NYPD CIA Anti-Terror Operations Conducted In Secret For Years.

At a time when the inadequacies of the British media stands so starkly exposed, the above article is a wonderful reminder of what real journalism looks like. An unprecedented blurring of boundaries seems to have occurred between the CIA and the NYPD without, it seems, being recognised or acknowledged until now.

A thought occurred to me though while reading: you can kind of see how this would be attractive to the NYPD (which is not of course to support it). The co-operation described in the article sounds as if, in institutional terms, it’s likely to be efficient: it increases the capacity of the organisation to meet its aims.
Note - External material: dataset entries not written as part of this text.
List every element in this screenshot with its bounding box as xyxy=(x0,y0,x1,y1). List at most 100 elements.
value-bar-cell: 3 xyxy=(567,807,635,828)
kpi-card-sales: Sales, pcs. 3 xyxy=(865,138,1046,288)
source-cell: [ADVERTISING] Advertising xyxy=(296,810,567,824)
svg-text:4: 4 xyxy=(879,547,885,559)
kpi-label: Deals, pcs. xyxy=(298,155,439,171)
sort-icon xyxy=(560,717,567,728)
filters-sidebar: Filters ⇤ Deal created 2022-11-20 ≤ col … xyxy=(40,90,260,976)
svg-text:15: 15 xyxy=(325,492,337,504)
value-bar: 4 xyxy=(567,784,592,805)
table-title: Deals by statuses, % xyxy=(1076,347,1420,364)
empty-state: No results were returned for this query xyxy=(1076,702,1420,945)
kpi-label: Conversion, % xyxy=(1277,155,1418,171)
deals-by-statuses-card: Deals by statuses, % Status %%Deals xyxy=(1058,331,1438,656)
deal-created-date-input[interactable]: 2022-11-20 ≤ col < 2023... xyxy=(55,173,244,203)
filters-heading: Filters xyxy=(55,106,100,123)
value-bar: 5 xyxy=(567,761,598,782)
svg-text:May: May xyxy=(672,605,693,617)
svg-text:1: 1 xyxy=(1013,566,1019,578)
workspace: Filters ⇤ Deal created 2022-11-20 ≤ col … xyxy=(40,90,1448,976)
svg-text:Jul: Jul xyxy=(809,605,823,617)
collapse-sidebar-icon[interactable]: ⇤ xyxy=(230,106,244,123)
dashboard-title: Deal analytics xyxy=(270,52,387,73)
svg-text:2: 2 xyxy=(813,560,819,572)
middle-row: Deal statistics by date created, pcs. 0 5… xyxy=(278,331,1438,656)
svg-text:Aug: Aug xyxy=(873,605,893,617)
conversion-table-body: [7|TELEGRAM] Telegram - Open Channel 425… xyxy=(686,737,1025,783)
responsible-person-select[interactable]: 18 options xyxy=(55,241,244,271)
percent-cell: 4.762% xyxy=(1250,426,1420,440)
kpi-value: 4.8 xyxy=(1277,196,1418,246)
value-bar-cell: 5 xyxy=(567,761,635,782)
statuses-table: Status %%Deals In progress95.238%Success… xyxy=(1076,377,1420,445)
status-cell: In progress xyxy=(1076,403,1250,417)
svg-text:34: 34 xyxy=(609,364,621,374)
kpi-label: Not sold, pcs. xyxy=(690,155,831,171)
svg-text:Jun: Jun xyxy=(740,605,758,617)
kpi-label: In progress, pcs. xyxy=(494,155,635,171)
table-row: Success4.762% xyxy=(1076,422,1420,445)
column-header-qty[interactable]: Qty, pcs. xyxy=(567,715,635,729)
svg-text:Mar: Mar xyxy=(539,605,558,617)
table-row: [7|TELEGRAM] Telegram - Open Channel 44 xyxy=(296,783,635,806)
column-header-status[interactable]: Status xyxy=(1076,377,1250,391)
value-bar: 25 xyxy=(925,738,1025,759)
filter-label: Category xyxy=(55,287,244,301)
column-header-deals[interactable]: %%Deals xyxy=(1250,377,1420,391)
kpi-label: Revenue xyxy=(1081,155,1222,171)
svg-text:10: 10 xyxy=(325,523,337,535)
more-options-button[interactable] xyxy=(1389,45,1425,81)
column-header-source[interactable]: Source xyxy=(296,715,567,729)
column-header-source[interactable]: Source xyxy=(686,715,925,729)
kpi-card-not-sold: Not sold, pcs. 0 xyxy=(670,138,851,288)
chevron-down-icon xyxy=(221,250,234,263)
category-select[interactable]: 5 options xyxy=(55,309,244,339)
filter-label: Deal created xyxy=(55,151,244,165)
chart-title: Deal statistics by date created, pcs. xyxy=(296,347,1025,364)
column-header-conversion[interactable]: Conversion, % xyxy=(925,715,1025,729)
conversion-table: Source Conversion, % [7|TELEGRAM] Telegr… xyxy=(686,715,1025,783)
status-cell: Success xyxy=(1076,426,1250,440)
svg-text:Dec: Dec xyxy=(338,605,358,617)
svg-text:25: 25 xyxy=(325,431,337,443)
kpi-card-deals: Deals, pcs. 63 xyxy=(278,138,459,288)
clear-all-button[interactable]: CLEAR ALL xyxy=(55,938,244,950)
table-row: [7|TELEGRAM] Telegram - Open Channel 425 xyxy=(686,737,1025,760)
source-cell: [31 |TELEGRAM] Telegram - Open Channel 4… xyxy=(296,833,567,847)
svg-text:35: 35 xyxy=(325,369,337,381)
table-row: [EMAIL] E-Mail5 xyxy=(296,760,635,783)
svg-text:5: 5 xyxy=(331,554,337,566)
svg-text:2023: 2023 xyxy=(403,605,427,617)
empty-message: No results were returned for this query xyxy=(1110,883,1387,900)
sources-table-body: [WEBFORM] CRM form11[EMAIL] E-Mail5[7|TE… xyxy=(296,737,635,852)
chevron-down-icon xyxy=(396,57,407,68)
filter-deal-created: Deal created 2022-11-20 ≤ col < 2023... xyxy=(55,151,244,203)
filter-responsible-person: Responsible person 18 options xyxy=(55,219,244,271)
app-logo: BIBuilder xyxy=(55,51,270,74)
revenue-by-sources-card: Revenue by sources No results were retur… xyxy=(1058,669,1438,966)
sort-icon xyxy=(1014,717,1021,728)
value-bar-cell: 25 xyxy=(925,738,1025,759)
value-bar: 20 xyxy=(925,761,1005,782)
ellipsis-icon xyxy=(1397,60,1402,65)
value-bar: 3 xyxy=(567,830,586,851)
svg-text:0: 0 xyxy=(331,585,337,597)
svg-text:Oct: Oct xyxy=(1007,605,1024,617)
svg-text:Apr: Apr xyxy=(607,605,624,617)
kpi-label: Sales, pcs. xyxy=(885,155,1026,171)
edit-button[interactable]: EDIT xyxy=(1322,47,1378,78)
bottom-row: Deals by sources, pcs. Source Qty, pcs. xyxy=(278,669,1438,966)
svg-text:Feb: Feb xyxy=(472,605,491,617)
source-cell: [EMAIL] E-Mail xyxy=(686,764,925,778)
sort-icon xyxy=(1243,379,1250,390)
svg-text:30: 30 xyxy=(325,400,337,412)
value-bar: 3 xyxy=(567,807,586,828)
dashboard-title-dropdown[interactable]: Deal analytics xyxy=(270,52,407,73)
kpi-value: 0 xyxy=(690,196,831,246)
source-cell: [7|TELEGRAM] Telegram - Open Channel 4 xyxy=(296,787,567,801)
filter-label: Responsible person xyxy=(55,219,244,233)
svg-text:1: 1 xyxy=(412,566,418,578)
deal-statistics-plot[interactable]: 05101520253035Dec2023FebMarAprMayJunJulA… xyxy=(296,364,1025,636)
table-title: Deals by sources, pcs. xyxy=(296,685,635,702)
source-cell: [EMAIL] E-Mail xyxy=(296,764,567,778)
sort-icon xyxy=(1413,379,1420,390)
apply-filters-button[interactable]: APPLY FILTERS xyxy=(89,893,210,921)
It’s easy to imagine how people like ‘supercop’ Bill Bratton, arch-modernizers in the police force with a penchant for following corporate leadership trends, simply wouldn’t get how there could be a problem with an organisational move that seems manifestly to achieve its stated ends more effectively than it otherwise would. It’s easy to imagine how scornful they would be in meetings, as well as how rhetorically powerful that scorn would be, at those who invoke abstract ideas (like the notion that the operational encroachment of the CIA onto the mainland is dodgy) to attack the plans, particularly given the context of New York where the end in question must be scarily capable of shutting down debate in these sorts of spheres.

Obviously there’s always been rationalization within modern organizations. This isn’t new. However the gaudy post-1989 corporate culture of modernisation is. It’s destructive enough in the place it originated, with its quasi-autistic quantitative myopia and chronic short-termism. It’s horrific when it infects the management of public services, with the continual assumption that lack of results means they’re just not modernizing fast enough. But it’s truly fucking terrifying when it reaches the security apparatus, police and/or military – one suspects the conceptual distinction will become ever more blurred over the 21st century – simply because it increasingly enmeshes the managerial class within a moral universe in which talks of rights and liberties, procedural constraints on means, will come to seem like ‘nonsense on stilts’, particularly when the ends seem self-evidently moral.